KeywordProcessor {rflashtext}R Documentation

FlashText algorithm to find and replace words

Description

Based on the python library flashtext. To see more details about the algorithm visit: FlashText

Public fields

attrs

list. Stores the attributes of the KeywordProcessor object.

Methods

Public methods


Method new()

Initializes the KeywordProcessor object.

Usage
KeywordProcessor$new(
  keys = NULL,
  words = NULL,
  trie = NULL,
  id = "_word_",
  chars = paste0(c(letters, LETTERS, 0:9, "_"), collapse = ""),
  ignore_case = FALSE
)
Arguments
keys

character vector. Strings to identify (find/replace) in the text. Must be provided if trie is NULL.

words

character vector. Strings to be returned (find) or replaced (replace) when found the respective keys. Should have the same length as keys. If not provided, words = keys.

trie

character. JSON built character by character and needed for the search. It can be provided instead of keys and words.

id

character. Used to name the end nodes of the trie dictionary.

chars

character. Used to validate if a word continues. Default paste0(c(letters, LETTERS, 0:9, "_"), collapse = "") equivalent to ⁠[a-zA-Z0-9_]⁠.

ignore_case

logical. If FALSE the search is case sensitive. Default TRUE.

Examples
library(rflashtext)

processor <- KeywordProcessor$new(keys = c("NY", "LA"), words = c("New York", "Los Angeles"))
processor$attrs
library(rflashtext)

processor <- KeywordProcessor$new(chars = paste0(letters, collapse = ""), keys = c("NY", "LA"))
processor$attrs

Method show_trie()

Shows the trie dictionary used to find/replace keys.

Usage
KeywordProcessor$show_trie()
Returns

character. JSON string of the trie structure. It can be converted to list using jsonlite::fromJSON.

Examples
library(rflashtext)

processor <- KeywordProcessor$new(keys = c("NY", "LA"), words = c("New York", "Los Angeles"))
processor$show_trie()

Method add_keys_words()

Adds keys and words to the trie dictionary.

Usage
KeywordProcessor$add_keys_words(keys, words = NULL)
Arguments
keys

character vector. Strings to identify (find/replace) in the text.

words

character vector. Strings to be returned (find) or replaced (replace) when found the respective keys. Should have the same length as keys.
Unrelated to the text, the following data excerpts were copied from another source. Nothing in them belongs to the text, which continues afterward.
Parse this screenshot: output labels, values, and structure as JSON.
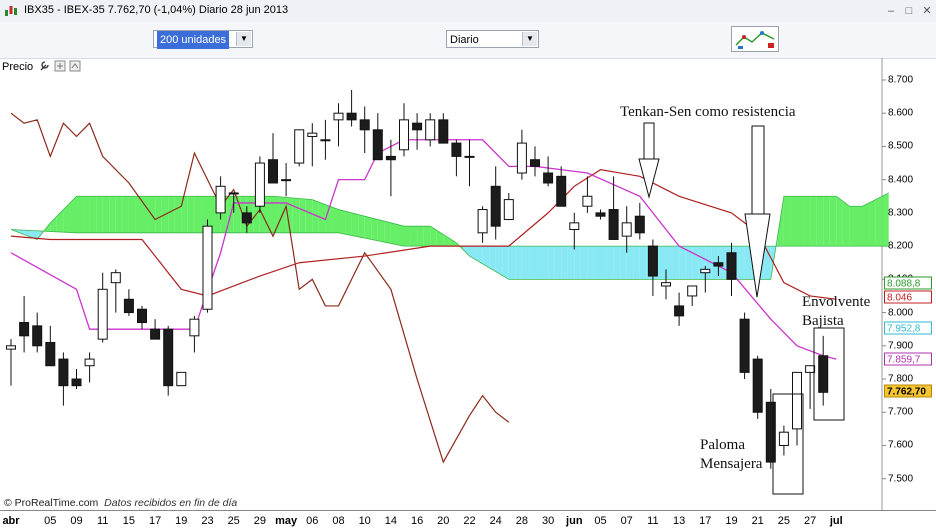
{
  "window": {
    "title": "IBX35 - IBEX-35   7.762,70 (-1,04%)   Diario  28 jun 2013",
    "buttons": [
      "minimize",
      "maximize",
      "close"
    ]
  },
  "toolbar": {
    "units_select": "200 unidades",
    "period_select": "Diario"
  },
  "panel": {
    "label": "Precio"
  },
  "footer": {
    "brand": "© ProRealTime.com",
    "note": "Datos recibidos en fin de día"
  },
  "annotations": {
    "tenkan": "Tenkan-Sen como resistencia",
    "envolvente_1": "Envolvente",
    "envolvente_2": "Bajista",
    "paloma_1": "Paloma",
    "paloma_2": "Mensajera"
  },
  "colors": {
    "bull": "#ffffff",
    "bear": "#1c1c1c",
    "tenkan": "#cc33cc",
    "kijun": "#b02020",
    "chikou": "#8b2a1a",
    "kumo_bull": "#66ee66",
    "kumo_bear": "#88e8f4"
  },
  "chart_data": {
    "type": "candlestick",
    "ylim": [
      7.46,
      8.73
    ],
    "y_ticks": [
      "8.700",
      "8.600",
      "8.500",
      "8.400",
      "8.300",
      "8.200",
      "8.100",
      "8.000",
      "7.900",
      "7.800",
      "7.700",
      "7.600",
      "7.500"
    ],
    "y_badges": [
      {
        "label": "8.088,8",
        "value": 8.0888,
        "color": "#2a9a2a",
        "border": "#2a9a2a"
      },
      {
        "label": "8.046",
        "value": 8.046,
        "color": "#c02020",
        "border": "#c02020"
      },
      {
        "label": "7.952,8",
        "value": 7.9528,
        "color": "#2fb8d0",
        "border": "#2fb8d0"
      },
      {
        "label": "7.859,7",
        "value": 7.8597,
        "color": "#b030b0",
        "border": "#b030b0"
      },
      {
        "label": "7.762,70",
        "value": 7.7627,
        "color": "#000000",
        "border": "#b88a00",
        "bg": "#f4c432"
      }
    ],
    "x_labels": [
      {
        "label": "abr",
        "i": 0,
        "bold": true
      },
      {
        "label": "05",
        "i": 3
      },
      {
        "label": "09",
        "i": 5
      },
      {
        "label": "11",
        "i": 7
      },
      {
        "label": "15",
        "i": 9
      },
      {
        "label": "17",
        "i": 11
      },
      {
        "label": "19",
        "i": 13
      },
      {
        "label": "23",
        "i": 15
      },
      {
        "label": "25",
        "i": 17
      },
      {
        "label": "29",
        "i": 19
      },
      {
        "label": "may",
        "i": 21,
        "bold": true
      },
      {
        "label": "06",
        "i": 23
      },
      {
        "label": "08",
        "i": 25
      },
      {
        "label": "10",
        "i": 27
      },
      {
        "label": "14",
        "i": 29
      },
      {
        "label": "16",
        "i": 31
      },
      {
        "label": "20",
        "i": 33
      },
      {
        "label": "22",
        "i": 35
      },
      {
        "label": "24",
        "i": 37
      },
      {
        "label": "28",
        "i": 39
      },
      {
        "label": "30",
        "i": 41
      },
      {
        "label": "jun",
        "i": 43,
        "bold": true
      },
      {
        "label": "05",
        "i": 45
      },
      {
        "label": "07",
        "i": 47
      },
      {
        "label": "11",
        "i": 49
      },
      {
        "label": "13",
        "i": 51
      },
      {
        "label": "17",
        "i": 53
      },
      {
        "label": "19",
        "i": 55
      },
      {
        "label": "21",
        "i": 57
      },
      {
        "label": "25",
        "i": 59
      },
      {
        "label": "27",
        "i": 61
      },
      {
        "label": "jul",
        "i": 63,
        "bold": true
      }
    ],
    "candles": [
      [
        7.89,
        7.92,
        7.78,
        7.9
      ],
      [
        7.97,
        8.05,
        7.88,
        7.93
      ],
      [
        7.96,
        8.0,
        7.88,
        7.9
      ],
      [
        7.91,
        7.96,
        7.84,
        7.84
      ],
      [
        7.86,
        7.88,
        7.72,
        7.78
      ],
      [
        7.8,
        7.83,
        7.77,
        7.78
      ],
      [
        7.84,
        7.88,
        7.79,
        7.86
      ],
      [
        7.92,
        8.12,
        7.91,
        8.07
      ],
      [
        8.09,
        8.13,
        8.0,
        8.12
      ],
      [
        8.04,
        8.07,
        7.99,
        8.0
      ],
      [
        8.01,
        8.02,
        7.95,
        7.97
      ],
      [
        7.95,
        7.98,
        7.93,
        7.92
      ],
      [
        7.95,
        7.96,
        7.75,
        7.78
      ],
      [
        7.78,
        7.81,
        7.78,
        7.82
      ],
      [
        7.93,
        7.99,
        7.88,
        7.98
      ],
      [
        8.01,
        8.28,
        8.0,
        8.26
      ],
      [
        8.3,
        8.41,
        8.28,
        8.38
      ],
      [
        8.36,
        8.36,
        8.3,
        8.36
      ],
      [
        8.3,
        8.32,
        8.24,
        8.27
      ],
      [
        8.32,
        8.47,
        8.3,
        8.45
      ],
      [
        8.46,
        8.54,
        8.44,
        8.39
      ],
      [
        8.4,
        8.45,
        8.35,
        8.4
      ],
      [
        8.45,
        8.54,
        8.44,
        8.55
      ],
      [
        8.53,
        8.57,
        8.44,
        8.54
      ],
      [
        8.52,
        8.58,
        8.46,
        8.52
      ],
      [
        8.58,
        8.63,
        8.5,
        8.6
      ],
      [
        8.6,
        8.67,
        8.56,
        8.58
      ],
      [
        8.58,
        8.62,
        8.48,
        8.55
      ],
      [
        8.55,
        8.6,
        8.49,
        8.46
      ],
      [
        8.47,
        8.52,
        8.35,
        8.46
      ],
      [
        8.49,
        8.63,
        8.47,
        8.58
      ],
      [
        8.57,
        8.6,
        8.49,
        8.55
      ],
      [
        8.52,
        8.6,
        8.5,
        8.58
      ],
      [
        8.58,
        8.6,
        8.51,
        8.51
      ],
      [
        8.51,
        8.52,
        8.41,
        8.47
      ],
      [
        8.47,
        8.52,
        8.38,
        8.47
      ],
      [
        8.24,
        8.32,
        8.21,
        8.31
      ],
      [
        8.38,
        8.44,
        8.22,
        8.26
      ],
      [
        8.28,
        8.36,
        8.28,
        8.34
      ],
      [
        8.42,
        8.55,
        8.4,
        8.51
      ],
      [
        8.46,
        8.5,
        8.41,
        8.44
      ],
      [
        8.42,
        8.47,
        8.38,
        8.39
      ],
      [
        8.41,
        8.44,
        8.38,
        8.32
      ],
      [
        8.25,
        8.3,
        8.19,
        8.27
      ],
      [
        8.32,
        8.41,
        8.3,
        8.35
      ],
      [
        8.3,
        8.31,
        8.28,
        8.29
      ],
      [
        8.31,
        8.41,
        8.22,
        8.22
      ],
      [
        8.23,
        8.32,
        8.18,
        8.27
      ],
      [
        8.29,
        8.33,
        8.22,
        8.24
      ],
      [
        8.2,
        8.22,
        8.05,
        8.11
      ],
      [
        8.08,
        8.13,
        8.04,
        8.09
      ],
      [
        8.02,
        8.06,
        7.96,
        7.99
      ],
      [
        8.05,
        8.07,
        8.02,
        8.08
      ],
      [
        8.12,
        8.14,
        8.06,
        8.13
      ],
      [
        8.15,
        8.17,
        8.11,
        8.14
      ],
      [
        8.18,
        8.21,
        8.05,
        8.1
      ],
      [
        7.98,
        8.0,
        7.8,
        7.82
      ],
      [
        7.86,
        7.87,
        7.68,
        7.7
      ],
      [
        7.73,
        7.77,
        7.53,
        7.55
      ],
      [
        7.6,
        7.66,
        7.57,
        7.64
      ],
      [
        7.65,
        7.78,
        7.6,
        7.82
      ],
      [
        7.82,
        7.84,
        7.71,
        7.84
      ],
      [
        7.87,
        7.93,
        7.72,
        7.76
      ]
    ],
    "tenkan": [
      [
        0,
        8.18
      ],
      [
        5,
        8.07
      ],
      [
        6,
        7.95
      ],
      [
        12,
        7.95
      ],
      [
        14,
        7.95
      ],
      [
        16,
        8.18
      ],
      [
        17,
        8.33
      ],
      [
        19,
        8.33
      ],
      [
        21,
        8.33
      ],
      [
        24,
        8.28
      ],
      [
        25,
        8.4
      ],
      [
        27,
        8.4
      ],
      [
        28,
        8.48
      ],
      [
        30,
        8.52
      ],
      [
        36,
        8.52
      ],
      [
        38,
        8.44
      ],
      [
        40,
        8.44
      ],
      [
        44,
        8.42
      ],
      [
        48,
        8.35
      ],
      [
        51,
        8.2
      ],
      [
        55,
        8.12
      ],
      [
        58,
        7.98
      ],
      [
        60,
        7.9
      ],
      [
        62,
        7.87
      ],
      [
        63,
        7.86
      ]
    ],
    "kijun": [
      [
        0,
        8.23
      ],
      [
        3,
        8.22
      ],
      [
        10,
        8.22
      ],
      [
        13,
        8.07
      ],
      [
        15,
        8.05
      ],
      [
        19,
        8.11
      ],
      [
        22,
        8.15
      ],
      [
        27,
        8.17
      ],
      [
        32,
        8.2
      ],
      [
        38,
        8.2
      ],
      [
        41,
        8.3
      ],
      [
        43,
        8.38
      ],
      [
        45,
        8.43
      ],
      [
        48,
        8.41
      ],
      [
        51,
        8.35
      ],
      [
        55,
        8.3
      ],
      [
        57,
        8.24
      ],
      [
        59,
        8.09
      ],
      [
        61,
        8.05
      ],
      [
        63,
        8.04
      ]
    ],
    "chikou": [
      [
        0,
        8.6
      ],
      [
        1,
        8.57
      ],
      [
        2,
        8.58
      ],
      [
        3,
        8.47
      ],
      [
        4,
        8.57
      ],
      [
        5,
        8.53
      ],
      [
        6,
        8.57
      ],
      [
        7,
        8.47
      ],
      [
        9,
        8.39
      ],
      [
        11,
        8.28
      ],
      [
        13,
        8.32
      ],
      [
        14,
        8.48
      ],
      [
        15,
        8.4
      ],
      [
        16,
        8.32
      ],
      [
        17,
        8.37
      ],
      [
        18,
        8.26
      ],
      [
        19,
        8.31
      ],
      [
        20,
        8.23
      ],
      [
        21,
        8.32
      ],
      [
        22,
        8.07
      ],
      [
        23,
        8.1
      ],
      [
        24,
        8.02
      ],
      [
        25,
        8.02
      ],
      [
        27,
        8.18
      ],
      [
        29,
        8.07
      ],
      [
        31,
        7.8
      ],
      [
        33,
        7.55
      ],
      [
        35,
        7.69
      ],
      [
        36,
        7.75
      ],
      [
        37,
        7.7
      ],
      [
        38,
        7.67
      ]
    ],
    "senkou_a": [
      [
        0,
        8.25
      ],
      [
        2,
        8.22
      ],
      [
        3,
        8.27
      ],
      [
        5,
        8.35
      ],
      [
        10,
        8.35
      ],
      [
        14,
        8.35
      ],
      [
        16,
        8.35
      ],
      [
        20,
        8.35
      ],
      [
        23,
        8.34
      ],
      [
        25,
        8.31
      ],
      [
        28,
        8.28
      ],
      [
        30,
        8.26
      ],
      [
        32,
        8.26
      ],
      [
        34,
        8.21
      ],
      [
        35,
        8.17
      ],
      [
        38,
        8.1
      ],
      [
        41,
        8.1
      ],
      [
        50,
        8.1
      ],
      [
        52,
        8.1
      ],
      [
        58,
        8.1
      ],
      [
        59,
        8.35
      ],
      [
        63,
        8.35
      ],
      [
        64,
        8.32
      ],
      [
        65,
        8.32
      ],
      [
        67,
        8.36
      ]
    ],
    "senkou_b": [
      [
        0,
        8.25
      ],
      [
        5,
        8.24
      ],
      [
        10,
        8.24
      ],
      [
        15,
        8.24
      ],
      [
        20,
        8.24
      ],
      [
        25,
        8.24
      ],
      [
        30,
        8.2
      ],
      [
        35,
        8.2
      ],
      [
        40,
        8.2
      ],
      [
        45,
        8.2
      ],
      [
        50,
        8.2
      ],
      [
        55,
        8.2
      ],
      [
        60,
        8.2
      ],
      [
        67,
        8.2
      ]
    ]
  }
}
If not provided, words = keys.

Examples
library(rflashtext)

processor <- KeywordProcessor$new(keys = c("NY", "LA"), words = c("New York", "Los Angeles"))
processor$add_keys_words(keys = "CA", words = "California")
processor$show_trie()

Method contain_keys()

Checks if keys are in the trie dictionary.

Usage
KeywordProcessor$contain_keys(keys)
Arguments
keys

character vector. Strings to check if already are in the search trie dictionary.

Returns

logical vector. TRUE if the keys are in the search trie dictionary.

Examples
library(rflashtext)

processor <- KeywordProcessor$new(keys = c("NY", "LA"), words = c("New York", "Los Angeles"))
processor$contain_keys(keys = c("NY", "LA", "TX"))

Method get_words()

Gets the words for the keys found in the trie dictionary.

Usage
KeywordProcessor$get_words(keys)
Arguments
keys

character vector. Strings to get back the respective words.

Returns

character vector. Respective words. If keys not found returns NA_character_.

Examples
library(rflashtext)

processor <- KeywordProcessor$new(keys = c("NY", "LA"), words = c("New York", "Los Angeles"))
processor$get_words(keys = c("NY", "LA", "TX"))

Method find_keys()

Finds keys in the sentences using the search trie dictionary.

Usage
KeywordProcessor$find_keys(sentences, span_info = TRUE)
Arguments
sentences

character vector. Text to find the keys previously defined.

span_info

logical. TRUE to retrieve the words and the position of the matches. FALSE to only retrieve the words. Default TRUE.

Returns

list with the words corresponding to keys found in the sentence. Hint: Use data.table::rbindlist(...) to transform the list to a data frame.

Examples
library(rflashtext)

processor <- KeywordProcessor$new(keys = c("NY", "LA"), words = c("New York", "Los Angeles"))
words_found <- processor$find_keys(sentences = "I live in LA but I like NY")
words_found

Method replace_keys()

Replaces keys found in the sentences by the corresponding words.

Usage
KeywordProcessor$replace_keys(sentences)
Arguments
sentences

character vector. Text to replace the keys found by the corresponding words.

Returns

character vector. Text with the keys replaced by the respective words.

Examples
library(rflashtext)

processor <- KeywordProcessor$new(keys = c("NY", "LA"), words = c("New York", "Los Angeles"))
new_sentences <- processor$replace_keys(sentences = "I live in LA but I like NY")
new_sentences

Examples

library(rflashtext)

processor <- KeywordProcessor$new(keys = c("NY", "LA"), words = c("New York", "Los Angeles"))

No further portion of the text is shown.